Originally published in the Rio Rancho Observer
Save the puppies, free the market
PETA, the ASPCA and the Humane Society are organizations well-known for animal advocacy and have led the way in raising public awareness regarding the treatment of animals in fashion, product testing, meat consumption and pet welfare. Because of these campaigns, it’s now socially unacceptable to wear fur, use animal-tested products and consume caged and/or genetically-engineered animals. “Animal Welfare Approved,” “Certified Humane” and “Leaping Bunny” are third-party certifications coveted by humane business owners.

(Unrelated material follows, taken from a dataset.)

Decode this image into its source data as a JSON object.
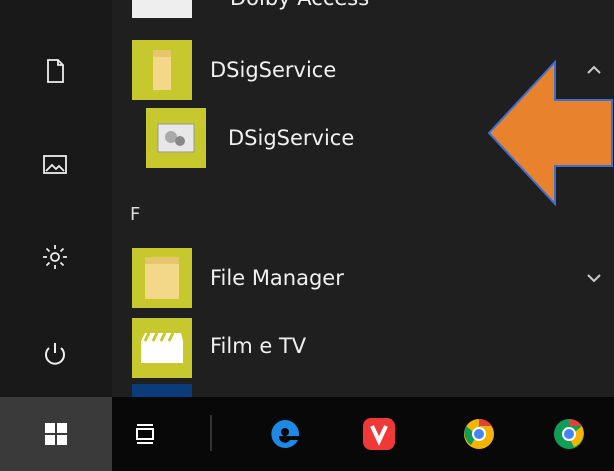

These programs didn’t evolve because of legislative regulations, but because of consumer regulation: a unique characteristic of the free market. Consumer regulation has proven to be more effective in keeping unsavory business practices at bay.
Prohibitionist laws only handicap those who’re neither inclined nor determined to commit the behavior the law is intended to curtail. In other words, banning the sale of animals in pet stores only stops those who wouldn’t sell inhumanely-treated animals; those who would will find another venue, usually the black market where more cruelty takes place.
One opponent of this change stated that, “Just because you don’t see (cruelty) doesn’t mean it’s not there.” I agree, adding that just because you don’t see the sale of puppy mill puppies in pet stores, doesn’t mean that sale isn’t taking place.
Bans end the conversation, creating ignorant consumers rather than educated and informed consumers. I would hope that a hallmark of the City of Vision is that consumers here are informed and educated rather than ignorant, something only the free market can do.